"If I catch you, I will make your face like an old saint!"
It's Day One of gladiator school, and my teacher, Vates, is trying to get me to fight, egging me on with some choice Latin insults, but his taunts are lost in English translations looser than togas and syntax as mangled as felled legionnaires. "Your armpits ride to 100 miles!" he yells. "Screw you and three quarters of your building!"
Here, in an open field behind a bus station on the outskirts of Rome, under a murky December sky, a half-dozen novices and I stand shivering in sandals and short white tunics. We are simulating savagery and trying to get in touch with our inner warrior, which, in my case, has been hibernating since a fourth-grade snowball fight.
Gladiator classes are offered two nights a week by the Gruppo Storico Romano, a fledgling historical society whose 200 or so members love to dress up like Animal House frat boys and reenact Roman revels for pageants and town fairs. The society has been inundated with applicants since Gladiator splattered the silver screen with its gore last year. Classes are held in a makeshift arena just off the Appian Way, where Spartacus and his rebel army were hung out to dry. The Roman physician Galen described gladiators as massive and overfed. Not much has changed in two millennia. The assembled irregulars—bank clerks, sales managers, traffic cops—tend to be weightier than Umberto Eco novels. We all work at drills designed to teach us agility, tactics and swordplay, thrusting and parrying with wooden practice swords that resemble outsized tongue depressors. Never swing your gladius in an arc, Vates tells us, lead with your stronger leg, present as small a target as possible.

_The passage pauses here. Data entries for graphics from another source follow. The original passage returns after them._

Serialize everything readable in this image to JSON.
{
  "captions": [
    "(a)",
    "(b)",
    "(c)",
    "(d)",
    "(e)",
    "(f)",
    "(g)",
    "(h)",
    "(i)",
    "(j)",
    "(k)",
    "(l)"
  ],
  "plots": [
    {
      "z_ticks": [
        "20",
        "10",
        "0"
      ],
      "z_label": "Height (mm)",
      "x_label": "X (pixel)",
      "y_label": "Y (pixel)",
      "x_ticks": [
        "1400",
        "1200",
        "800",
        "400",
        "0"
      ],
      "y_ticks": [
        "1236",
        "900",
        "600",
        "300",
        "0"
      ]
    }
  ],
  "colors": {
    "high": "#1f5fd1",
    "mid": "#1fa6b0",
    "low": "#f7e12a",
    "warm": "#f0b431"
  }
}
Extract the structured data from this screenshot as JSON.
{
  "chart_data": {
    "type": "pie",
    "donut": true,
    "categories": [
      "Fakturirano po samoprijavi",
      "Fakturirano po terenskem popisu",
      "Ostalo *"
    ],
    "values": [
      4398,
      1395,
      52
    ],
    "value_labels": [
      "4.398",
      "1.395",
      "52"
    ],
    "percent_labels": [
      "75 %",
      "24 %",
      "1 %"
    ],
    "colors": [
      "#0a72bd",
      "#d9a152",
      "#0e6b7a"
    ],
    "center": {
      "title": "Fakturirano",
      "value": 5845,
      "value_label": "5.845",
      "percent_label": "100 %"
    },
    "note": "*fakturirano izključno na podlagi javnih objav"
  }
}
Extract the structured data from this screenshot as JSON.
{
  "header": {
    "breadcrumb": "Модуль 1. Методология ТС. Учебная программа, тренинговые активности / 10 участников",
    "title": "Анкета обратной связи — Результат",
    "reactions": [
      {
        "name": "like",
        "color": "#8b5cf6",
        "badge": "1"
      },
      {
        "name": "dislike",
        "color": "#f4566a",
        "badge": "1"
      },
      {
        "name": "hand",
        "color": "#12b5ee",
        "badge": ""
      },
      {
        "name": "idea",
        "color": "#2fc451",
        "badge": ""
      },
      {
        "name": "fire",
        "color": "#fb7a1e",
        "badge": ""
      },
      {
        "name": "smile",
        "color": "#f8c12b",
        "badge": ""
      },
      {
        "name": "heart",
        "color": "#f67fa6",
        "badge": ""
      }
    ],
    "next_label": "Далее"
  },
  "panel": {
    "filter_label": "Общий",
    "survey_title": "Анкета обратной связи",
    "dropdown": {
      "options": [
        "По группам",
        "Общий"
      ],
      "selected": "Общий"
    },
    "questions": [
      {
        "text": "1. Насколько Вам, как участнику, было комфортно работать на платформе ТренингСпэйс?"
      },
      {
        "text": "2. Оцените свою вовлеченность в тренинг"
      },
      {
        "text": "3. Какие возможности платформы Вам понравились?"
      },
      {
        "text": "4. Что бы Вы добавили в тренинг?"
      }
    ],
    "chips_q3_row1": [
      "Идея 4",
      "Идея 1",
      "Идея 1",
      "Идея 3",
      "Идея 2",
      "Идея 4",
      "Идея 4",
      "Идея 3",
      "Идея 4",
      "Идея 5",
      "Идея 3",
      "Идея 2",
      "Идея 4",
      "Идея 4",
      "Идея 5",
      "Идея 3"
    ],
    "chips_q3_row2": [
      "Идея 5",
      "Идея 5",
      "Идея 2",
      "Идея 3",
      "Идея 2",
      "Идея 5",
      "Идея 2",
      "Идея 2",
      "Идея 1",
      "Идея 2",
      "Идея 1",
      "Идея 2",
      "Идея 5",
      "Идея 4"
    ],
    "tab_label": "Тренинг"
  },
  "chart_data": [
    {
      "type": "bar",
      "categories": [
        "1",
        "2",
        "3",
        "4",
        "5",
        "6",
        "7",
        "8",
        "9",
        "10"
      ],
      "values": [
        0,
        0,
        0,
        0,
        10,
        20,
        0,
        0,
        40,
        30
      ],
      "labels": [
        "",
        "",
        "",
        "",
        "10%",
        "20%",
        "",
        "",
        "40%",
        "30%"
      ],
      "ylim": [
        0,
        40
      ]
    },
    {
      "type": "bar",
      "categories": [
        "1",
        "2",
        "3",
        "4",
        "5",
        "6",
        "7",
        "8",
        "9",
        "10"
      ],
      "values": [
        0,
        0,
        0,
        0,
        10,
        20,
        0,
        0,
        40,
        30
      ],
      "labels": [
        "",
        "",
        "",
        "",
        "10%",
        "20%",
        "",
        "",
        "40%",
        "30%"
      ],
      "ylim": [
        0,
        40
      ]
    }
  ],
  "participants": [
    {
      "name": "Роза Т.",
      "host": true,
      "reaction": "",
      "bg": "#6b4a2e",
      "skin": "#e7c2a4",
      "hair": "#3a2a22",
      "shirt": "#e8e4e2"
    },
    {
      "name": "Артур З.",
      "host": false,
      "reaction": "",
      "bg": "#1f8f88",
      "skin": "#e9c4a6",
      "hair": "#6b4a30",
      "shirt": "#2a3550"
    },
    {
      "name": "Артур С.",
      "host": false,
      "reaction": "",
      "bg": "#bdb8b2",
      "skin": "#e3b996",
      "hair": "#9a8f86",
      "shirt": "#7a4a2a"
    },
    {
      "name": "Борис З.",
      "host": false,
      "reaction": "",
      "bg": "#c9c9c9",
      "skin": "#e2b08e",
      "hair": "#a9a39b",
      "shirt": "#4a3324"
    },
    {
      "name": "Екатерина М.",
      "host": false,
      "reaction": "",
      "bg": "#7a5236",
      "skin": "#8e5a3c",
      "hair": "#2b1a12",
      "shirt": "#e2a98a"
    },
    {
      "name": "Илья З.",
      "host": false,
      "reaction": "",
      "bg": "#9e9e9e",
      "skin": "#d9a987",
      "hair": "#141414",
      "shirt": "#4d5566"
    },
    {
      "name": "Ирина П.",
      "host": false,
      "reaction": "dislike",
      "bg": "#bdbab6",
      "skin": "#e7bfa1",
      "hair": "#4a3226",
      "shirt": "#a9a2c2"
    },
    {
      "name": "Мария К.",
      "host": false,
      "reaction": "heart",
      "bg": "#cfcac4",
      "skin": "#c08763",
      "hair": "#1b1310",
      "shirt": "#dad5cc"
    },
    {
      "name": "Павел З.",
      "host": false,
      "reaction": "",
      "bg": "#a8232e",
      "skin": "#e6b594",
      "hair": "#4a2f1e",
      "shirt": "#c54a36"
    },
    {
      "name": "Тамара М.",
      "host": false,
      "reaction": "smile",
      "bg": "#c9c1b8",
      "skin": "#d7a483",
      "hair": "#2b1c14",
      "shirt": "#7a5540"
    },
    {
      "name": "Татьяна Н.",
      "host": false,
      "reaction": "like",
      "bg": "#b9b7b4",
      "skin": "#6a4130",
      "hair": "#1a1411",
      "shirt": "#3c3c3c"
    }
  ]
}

The intricate etiquette that prevents our hacking from degenerating into mayhem is vigorously enforced by Vates, a 23-year-old history major known outside the ring as Alessandro Rizzo. He moves through the six-blow sequence of sword thrusts with the sure economy of a veteran dancer. The first maneuver, an overhand thwack to the skull, looks something like a Pete Sampras smash. The second, a low sweep at the legs, suggests an Andre Agassi backhand. The sixth, a swift thrust to the navel, is not unlike John McEnroe spearing a line judge with his racquet.
By the second session I am ready for what Vates calls "virtual killing." Points are awarded for whacking various parts of your opponent's body. The first gladiator to rack up 10 points wins. (Decapitation is worth only three). Swaggering into the armory, I spy dozens of pikes, brooms and blunt-edged metal swords stacked against the walls. What are the brooms for? I ask Vates. "Blood and severed limbs," he says.
He and I pair off for combat. Vates enters the arena bareheaded, armed with a net and a trident; I wear scaly iron armor and a helmet. The claustrophobic headgear tunnels my vision and pinches my cheeks. Already, I have the face of an old saint. We recite the frightful gladiator oath and touch swords. Then the sound of metal clanging against metal echoes in the air as sword meets trident, trident meets shield. While circling each other like gun-fighters in a spaghetti western, Vates hisses, "I give you a kick on your bottom that it goes to your shoulders." Ouch! "I cut your ass in four halves." Yow!
Quickly, I launch my own Roman riposte: "At whom it touches, it does not grunt." I'm not sure what that means, but Vates seems to know—his eyes narrow and his fingers tighten on die trident as he heaves his fishnet, snags the fin on my helmet and fillets me. I flop in the cords, nicking my shield hand with my sword. I untangle myself. I lick the blood from my wound with, gladiatorial gusto. I lunge forward and take a wild swipe at Vates, leaving myself wide open. He charges. I freeze...and become an exceedingly dead gladiator. "Good gladiators try not to die," Vates says with a pained sigh. "Die, and your career is over."